In cases of gastric impaction that are nonresponsive to medical treatment, exploratory celiotomy may be necessary to fragment or remove the impaction. Intraoperative administration of fluids through nasogastric tube and concurrent massage of gastric contents or transmural (gastric) injection of fluid and massage of gastric contents may resolve impactions. The advantage to these procedures over gastrotomy is the presumed decreased risk for peritonitis. However, if these treatments fail, a second surgery may be needed to remove the impaction so that an incision is not made into the fluid-filled stomach. Gastrotomy has been performed successfully in the horse but carries a risk for peritonitis. The advantages of gastrotomy include confirmation of impaction resolution and observation of the stomach for signs of injury.

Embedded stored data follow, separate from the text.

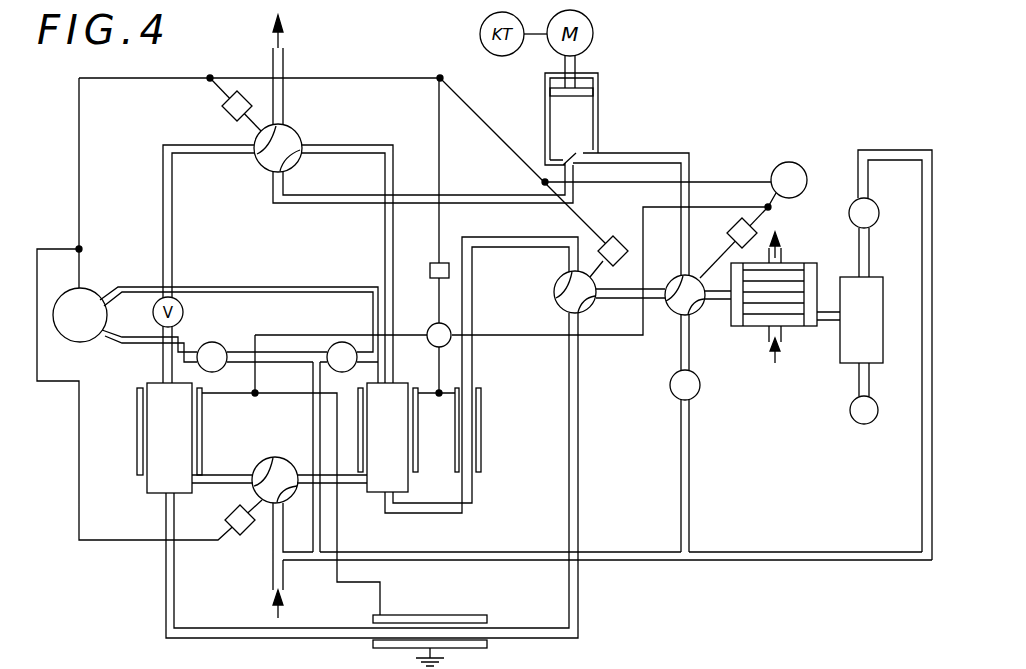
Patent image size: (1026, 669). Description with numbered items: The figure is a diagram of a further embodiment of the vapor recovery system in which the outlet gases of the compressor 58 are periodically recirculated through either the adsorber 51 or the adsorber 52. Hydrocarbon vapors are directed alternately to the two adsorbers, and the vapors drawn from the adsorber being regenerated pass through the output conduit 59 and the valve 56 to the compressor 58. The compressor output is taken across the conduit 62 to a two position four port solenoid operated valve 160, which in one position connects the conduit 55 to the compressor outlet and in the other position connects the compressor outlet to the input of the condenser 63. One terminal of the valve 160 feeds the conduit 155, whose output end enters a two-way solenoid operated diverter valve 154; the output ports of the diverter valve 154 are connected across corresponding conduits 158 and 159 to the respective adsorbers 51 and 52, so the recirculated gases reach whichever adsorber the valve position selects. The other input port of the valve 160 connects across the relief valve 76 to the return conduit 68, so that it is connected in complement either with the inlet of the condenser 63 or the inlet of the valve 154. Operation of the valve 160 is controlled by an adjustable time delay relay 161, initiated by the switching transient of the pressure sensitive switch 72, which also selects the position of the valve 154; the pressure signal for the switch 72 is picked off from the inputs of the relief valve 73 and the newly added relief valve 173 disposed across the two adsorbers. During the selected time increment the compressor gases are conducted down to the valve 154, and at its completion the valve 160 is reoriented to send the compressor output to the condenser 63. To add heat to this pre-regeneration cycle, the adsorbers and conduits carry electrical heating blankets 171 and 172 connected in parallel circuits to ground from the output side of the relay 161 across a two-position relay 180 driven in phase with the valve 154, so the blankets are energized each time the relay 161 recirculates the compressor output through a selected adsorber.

The adsorber 51 is at (148, 489).
The adsorber 52 is at (409, 487).
The conduit 55 is at (287, 98).
The valve 56 is at (262, 166).
The compressor 58 is at (600, 106).
The output conduit 59 is at (333, 206).
The conduit 62 is at (656, 152).
The condenser 63 is at (800, 327).
The return conduit 68 is at (758, 551).
The pressure sensitive switch 72 is at (96, 288).
The relief valve 73 is at (214, 342).
The relief valve 76 is at (701, 386).
The two-way solenoid operated diverter valve 154 is at (556, 300).
The conduit 155 is at (624, 299).
The conduit 158 is at (579, 455).
The conduit 159 is at (478, 352).
The two position four port solenoid operated valve 160 is at (700, 313).
The time delay relay 161 is at (815, 146).
The electrical heating blanket 171 is at (204, 441).
The electrical heating blanket 172 is at (458, 441).
The relief valve 173 is at (343, 342).
The two-position relay 180 is at (428, 330).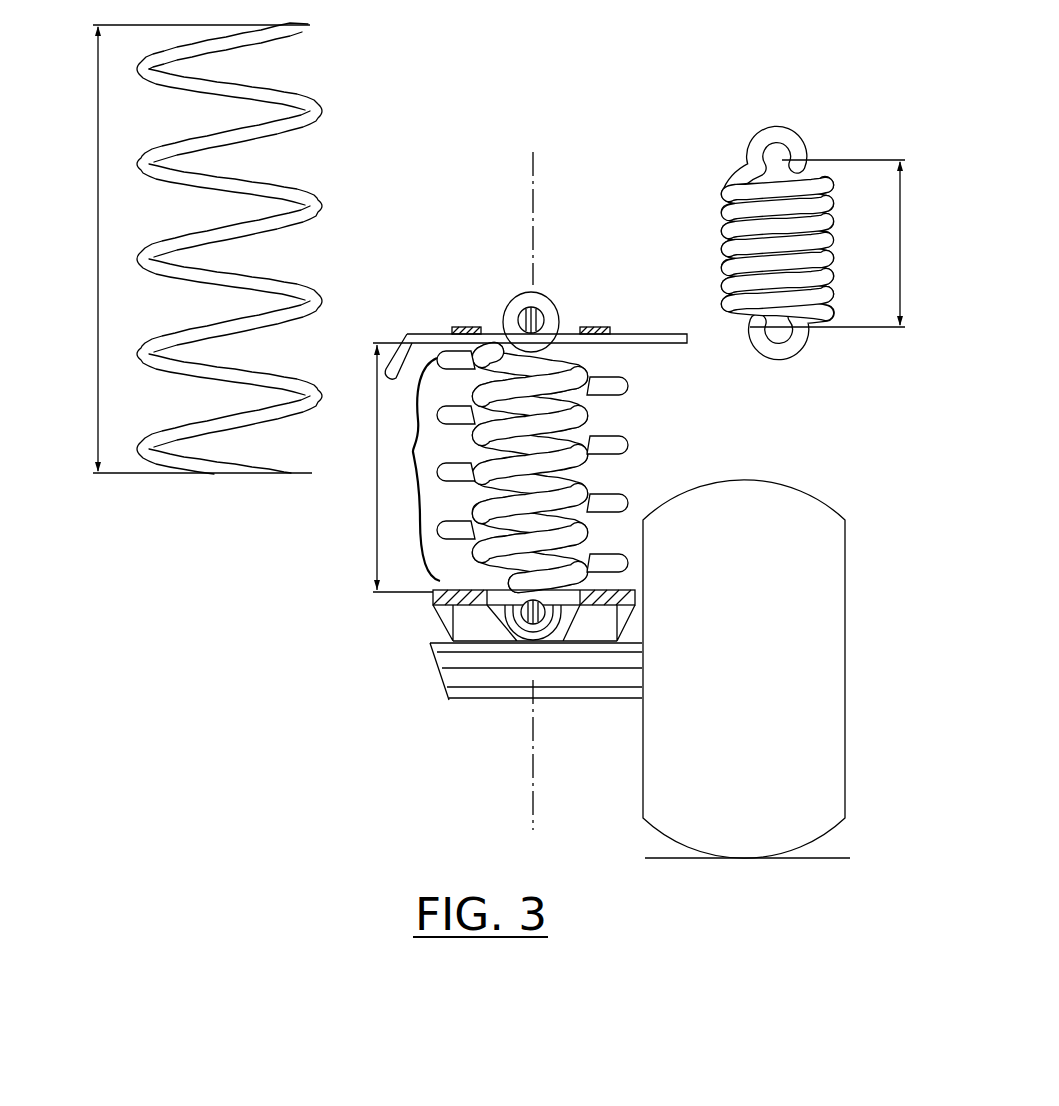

Treatment of Persimmon Phytobezoars
For persimmon bezoars, enteral administration of cola or cellulase, or intrabezoar injection of acetylcysteine through the endoscope, may help dissolve the bezoars. Successful treatment of phytobezoars (including persimmon bezoars) with intragastric diet or regular cola has been reported in both humans and horses. The mechanism by which cola helps dissolve persimmon phytobezoars is unknown but has been attributed to acidic pH, mucolytic effects of sodium bicarbonate, or disruption of fibers by carbon dioxide. The recommended dose for cola treatment is approximately 24 L/day for an adult light breed horse, either through intermittent intragastric boluses of 2 L every 2 hours or by constant intragastric infusion of 1 L/hour. Caffeinated cola should be used with caution because caffeine toxicosis may occur with high doses. Although laminitis has not been reported after cola treatment in horses, cola has a high nonstructural carbohydrate content, and the potential for laminitis after large doses exists. Cellulase (300 mg/day to 3 g/day) and intrabezoar injection of acetylcysteine (15 to 30 mL, diluted in saline) have been used successfully in humans, but efficacy in horses is not known.